Let me begin with these beautifully personal words of St. Augustine which, though written in the 3rd century, speak to each one of us as humans who share in the common experience of longing for God, something much larger than what we merely see around us: I implore you to live with me and, by believing, to run with me; let us long for our heavenly country, let us sigh for our heavenly home, let us truly feel that here we are strangers. It is fitting that as another liturgical year comes to a close, we together as strangers celebrated the Solemnity of Christ the King during the last Sunday of Ordinary Time, recalling our very beginning and ultimate end in the Kingdom of God. It is truly remarkable that while we are strangers, we are strangers together who, though in earthly exile, sigh for our heavenly home with one another. In this respect, we are never strangers in the sense that we may not know one another personally, but we are strangers in that we are all unfamiliar with the physical realm we currently inhabit as we are not made for this earth. By this common trait of ours, though we all may differ in regards to color, creed, or culture, the fact that we are on this earthly pilgrimage together means that we are all intimately bound to each other as one.
|St. Joseph Abbey Church|
St. Benedict, Louisiana
Christ tells us, The kingdom of God, does not come for all to see; nor shall they say: Behold, here it is, or behold, there it is, but the kingdom of God is within us, for the word of God is very near, in our mouth and in our heart. It is very clear that by Jesus’ own teaching and followed by the living tradition of the Church, since we are all created in the image and likeness of God, the dignity we possess as creatures in the hands of our loving Creator is the same dignity bestowed on us as bearers of God, his dwelling place. St. Teresa of Avila explains to her fellow consecrated sisters that the soul of the just person is nothing else but a paradise where the Lord says he finds his delight. St. Teresa goes on to illustrate the interior dwelling of God within each of us as an immense castle where our soul progresses from room to room until it finds its rest in the royal chamber of our Lord and King, Jesus Christ. This journey of our soul is indeed a way toward greater and greater perfection as the more perfect we are interiorly (i.e. the more our desires are rightly-ordered), the more inviting we become for the Spirit of God to find his rest within us. Christ, speaking with the Father, wonderfully describes the blessedness of the faithful person with a well-ordered soul: We shall come to him and make our home with him.
But what is it to be well-ordered and prefect? What supernatural, angelic being must we become in order to possess the entire immensity of the omnipotent Trinity within us, God the Father, the Son, and the Holy Spirit? No. No, perfection is much simpler and within our reach than that, so simple in fact it must come from God himself; any complication in the matter is a mere pesky habit of human origin. Let us understand, as St. Teresa tells us that true perfection consists in love of God and neighbor; the more perfectly we keep these two commandments, the more perfect we will be.

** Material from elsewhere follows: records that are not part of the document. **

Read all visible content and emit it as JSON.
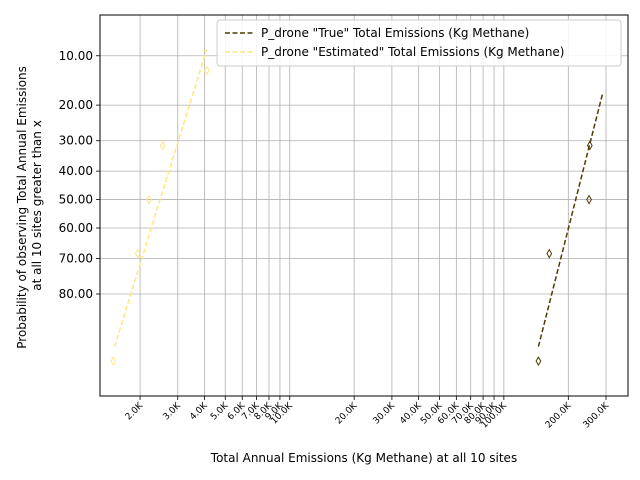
{
  "chart_data": {
    "type": "line",
    "title": "",
    "xlabel": "Total Annual Emissions (Kg Methane) at all 10 sites",
    "ylabel_lines": [
      "Probability of observing Total Annual Emissions",
      "at all 10 sites greater than x"
    ],
    "x_scale": "log",
    "y_scale": "normal-probability",
    "xlim": [
      1300,
      380000
    ],
    "ylim": [
      96,
      5
    ],
    "grid": true,
    "legend": "top-right",
    "x_ticks": [
      {
        "value": 2000,
        "label": "2.0K"
      },
      {
        "value": 3000,
        "label": "3.0K"
      },
      {
        "value": 4000,
        "label": "4.0K"
      },
      {
        "value": 5000,
        "label": "5.0K"
      },
      {
        "value": 6000,
        "label": "6.0K"
      },
      {
        "value": 7000,
        "label": "7.0K"
      },
      {
        "value": 8000,
        "label": "8.0K"
      },
      {
        "value": 9000,
        "label": "9.0K"
      },
      {
        "value": 10000,
        "label": "10.0K"
      },
      {
        "value": 20000,
        "label": "20.0K"
      },
      {
        "value": 30000,
        "label": "30.0K"
      },
      {
        "value": 40000,
        "label": "40.0K"
      },
      {
        "value": 50000,
        "label": "50.0K"
      },
      {
        "value": 60000,
        "label": "60.0K"
      },
      {
        "value": 70000,
        "label": "70.0K"
      },
      {
        "value": 80000,
        "label": "80.0K"
      },
      {
        "value": 90000,
        "label": "90.0K"
      },
      {
        "value": 100000,
        "label": "100.0K"
      },
      {
        "value": 200000,
        "label": "200.0K"
      },
      {
        "value": 300000,
        "label": "300.0K"
      }
    ],
    "y_ticks": [
      {
        "value": 10,
        "label": "10.00"
      },
      {
        "value": 20,
        "label": "20.00"
      },
      {
        "value": 30,
        "label": "30.00"
      },
      {
        "value": 40,
        "label": "40.00"
      },
      {
        "value": 50,
        "label": "50.00"
      },
      {
        "value": 60,
        "label": "60.00"
      },
      {
        "value": 70,
        "label": "70.00"
      },
      {
        "value": 80,
        "label": "80.00"
      }
    ],
    "series": [
      {
        "name": "P_drone \"True\" Total Emissions (Kg Methane)",
        "color": "#4d3b00",
        "line": {
          "x": [
            145000,
            290000
          ],
          "y": [
            90.5,
            17
          ]
        },
        "points": [
          {
            "x": 145000,
            "y": 92.5
          },
          {
            "x": 163000,
            "y": 68.5
          },
          {
            "x": 250000,
            "y": 50
          },
          {
            "x": 252000,
            "y": 31.5
          }
        ]
      },
      {
        "name": "P_drone \"Estimated\" Total Emissions (Kg Methane)",
        "color": "#ffe680",
        "line": {
          "x": [
            1520,
            4100
          ],
          "y": [
            90.5,
            9
          ]
        },
        "points": [
          {
            "x": 1500,
            "y": 92.5
          },
          {
            "x": 1950,
            "y": 68.5
          },
          {
            "x": 2200,
            "y": 50
          },
          {
            "x": 2550,
            "y": 31.5
          },
          {
            "x": 4100,
            "y": 12.5
          }
        ]
      }
    ]
  }
}
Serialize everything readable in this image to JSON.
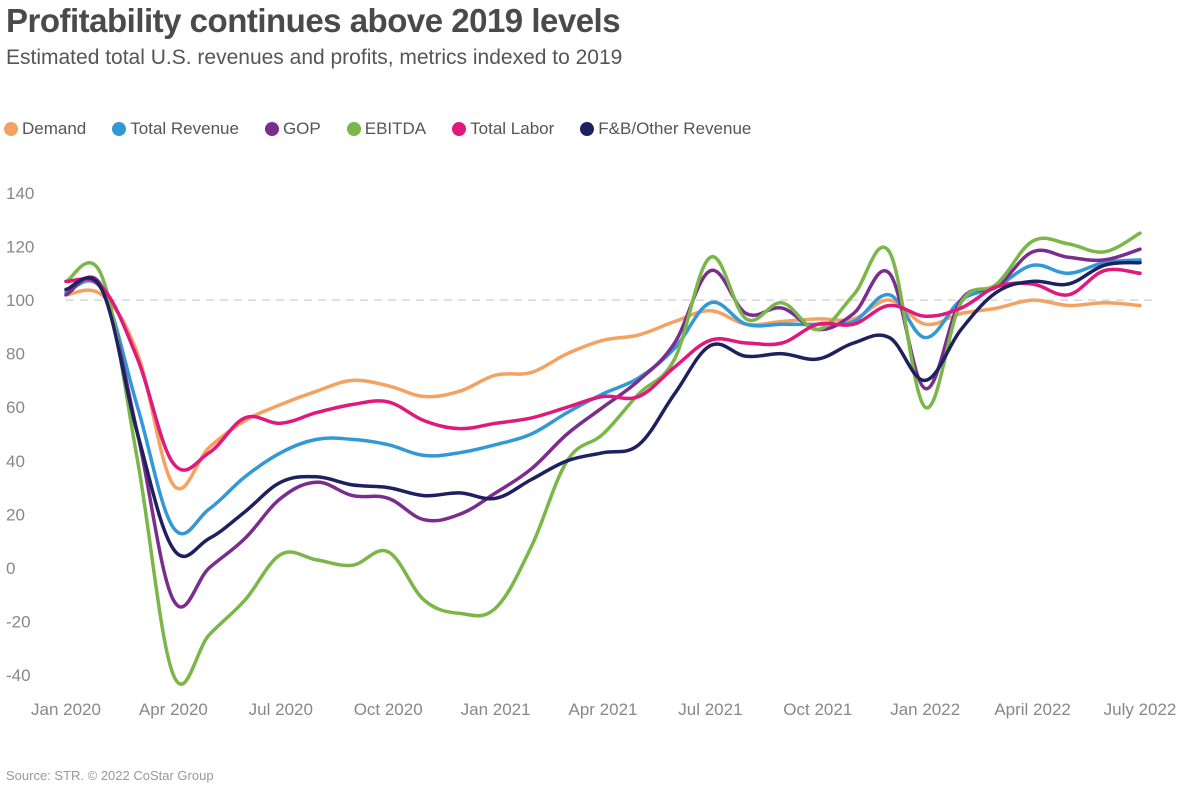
{
  "header": {
    "title": "Profitability continues above 2019 levels",
    "subtitle": "Estimated total U.S. revenues and profits, metrics indexed to 2019"
  },
  "footer": {
    "source": "Source: STR. © 2022 CoStar Group"
  },
  "chart_data": {
    "type": "line",
    "title": "Profitability continues above 2019 levels",
    "subtitle": "Estimated total U.S. revenues and profits, metrics indexed to 2019",
    "xlabel": "",
    "ylabel": "",
    "x_ticks": [
      "Jan 2020",
      "Apr 2020",
      "Jul 2020",
      "Oct 2020",
      "Jan 2021",
      "Apr 2021",
      "Jul 2021",
      "Oct 2021",
      "Jan 2022",
      "April 2022",
      "July 2022"
    ],
    "y_ticks": [
      140,
      120,
      100,
      80,
      60,
      40,
      20,
      0,
      -20,
      -40
    ],
    "ylim": [
      -40,
      140
    ],
    "x_range_months": [
      0,
      30
    ],
    "reference_line": 100,
    "grid": false,
    "legend_position": "top-left",
    "series": [
      {
        "name": "Demand",
        "color": "#f4a261",
        "x": [
          0,
          1,
          2,
          3,
          4,
          5,
          6,
          7,
          8,
          9,
          10,
          11,
          12,
          13,
          14,
          15,
          16,
          17,
          18,
          19,
          20,
          21,
          22,
          23,
          24,
          25,
          26,
          27,
          28,
          29,
          30
        ],
        "values": [
          102,
          102,
          80,
          31,
          45,
          55,
          61,
          66,
          70,
          68,
          64,
          66,
          72,
          73,
          80,
          85,
          87,
          92,
          96,
          91,
          92,
          93,
          93,
          100,
          91,
          95,
          97,
          100,
          98,
          99,
          98
        ]
      },
      {
        "name": "Total Revenue",
        "color": "#3399d6",
        "x": [
          0,
          1,
          2,
          3,
          4,
          5,
          6,
          7,
          8,
          9,
          10,
          11,
          12,
          13,
          14,
          15,
          16,
          17,
          18,
          19,
          20,
          21,
          22,
          23,
          24,
          25,
          26,
          27,
          28,
          29,
          30
        ],
        "values": [
          103,
          104,
          60,
          15,
          22,
          34,
          43,
          48,
          48,
          46,
          42,
          43,
          46,
          50,
          58,
          65,
          71,
          82,
          99,
          91,
          91,
          91,
          92,
          102,
          86,
          100,
          105,
          113,
          110,
          114,
          115
        ]
      },
      {
        "name": "GOP",
        "color": "#7b2d8e",
        "x": [
          0,
          1,
          2,
          3,
          4,
          5,
          6,
          7,
          8,
          9,
          10,
          11,
          12,
          13,
          14,
          15,
          16,
          17,
          18,
          19,
          20,
          21,
          22,
          23,
          24,
          25,
          26,
          27,
          28,
          29,
          30
        ],
        "values": [
          102,
          105,
          50,
          -12,
          0,
          11,
          26,
          32,
          27,
          26,
          18,
          20,
          28,
          37,
          50,
          60,
          70,
          84,
          111,
          95,
          97,
          89,
          95,
          110,
          67,
          100,
          105,
          118,
          116,
          115,
          119
        ]
      },
      {
        "name": "EBITDA",
        "color": "#7ab648",
        "x": [
          0,
          1,
          2,
          3,
          4,
          5,
          6,
          7,
          8,
          9,
          10,
          11,
          12,
          13,
          14,
          15,
          16,
          17,
          18,
          19,
          20,
          21,
          22,
          23,
          24,
          25,
          26,
          27,
          28,
          29,
          30
        ],
        "values": [
          107,
          109,
          40,
          -40,
          -25,
          -12,
          5,
          3,
          1,
          6,
          -12,
          -17,
          -15,
          8,
          40,
          50,
          65,
          78,
          116,
          93,
          99,
          89,
          102,
          118,
          60,
          99,
          106,
          122,
          121,
          118,
          125
        ]
      },
      {
        "name": "Total Labor",
        "color": "#e0197d",
        "x": [
          0,
          1,
          2,
          3,
          4,
          5,
          6,
          7,
          8,
          9,
          10,
          11,
          12,
          13,
          14,
          15,
          16,
          17,
          18,
          19,
          20,
          21,
          22,
          23,
          24,
          25,
          26,
          27,
          28,
          29,
          30
        ],
        "values": [
          107,
          105,
          78,
          39,
          43,
          56,
          54,
          58,
          61,
          62,
          55,
          52,
          54,
          56,
          60,
          64,
          64,
          75,
          85,
          84,
          84,
          91,
          91,
          98,
          94,
          97,
          105,
          106,
          102,
          111,
          110
        ]
      },
      {
        "name": "F&B/Other Revenue",
        "color": "#1f2060",
        "x": [
          0,
          1,
          2,
          3,
          4,
          5,
          6,
          7,
          8,
          9,
          10,
          11,
          12,
          13,
          14,
          15,
          16,
          17,
          18,
          19,
          20,
          21,
          22,
          23,
          24,
          25,
          26,
          27,
          28,
          29,
          30
        ],
        "values": [
          104,
          104,
          50,
          7,
          11,
          21,
          32,
          34,
          31,
          30,
          27,
          28,
          26,
          33,
          40,
          43,
          46,
          65,
          83,
          79,
          80,
          78,
          84,
          86,
          70,
          89,
          103,
          107,
          106,
          113,
          114
        ]
      }
    ]
  }
}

The simplicity of what it means to be perfect leads us to the simplicity of being perfect, which is quite simply love of God and neighbor. By the very fact that we are not strangers with one another, in virtue of our heavenly origin, but rather brothers and sisters who journey together as strangers in a strange land, to be perfect is deeply rooted in the instinct we possess and the command we are given to love each other with the same love we have for God.
The endeavor to reach this perfection begins, as with any endeavor we undertake, with prayer. Of all that has been written about prayer throughout the centuries, one thing remains constant: prayer is the conformity of our will with the will of God. When writing his Rule for monks, St. Benedict instructs his brothers that every time you begin a good work, you must pray to him most earnestly to bring it to perfection. In whatever form our prayer may take, whether a group praying the rosary, a person meditating under an oak tree, a community praying together at mass, or a poor soul contemplating God while stuck in traffic, our prayer should come from and lead us toward the surrendering of our will, with all its desires, passions, wants, fears, anxieties, dreams, concerns, joys, etc., etc., into the trusting care of the God who made us, just as we pray in the prayer Jesus himself taught us: thy Kingdom come, thy Will be done, on earth as it is in heaven. Again, St. Teresa illumines this point with words more authoritative than mine: Don’t think that in what concerns perfection there is some mystery or things unknown or still to be understood, for in perfect conformity to God’s will lies all our good.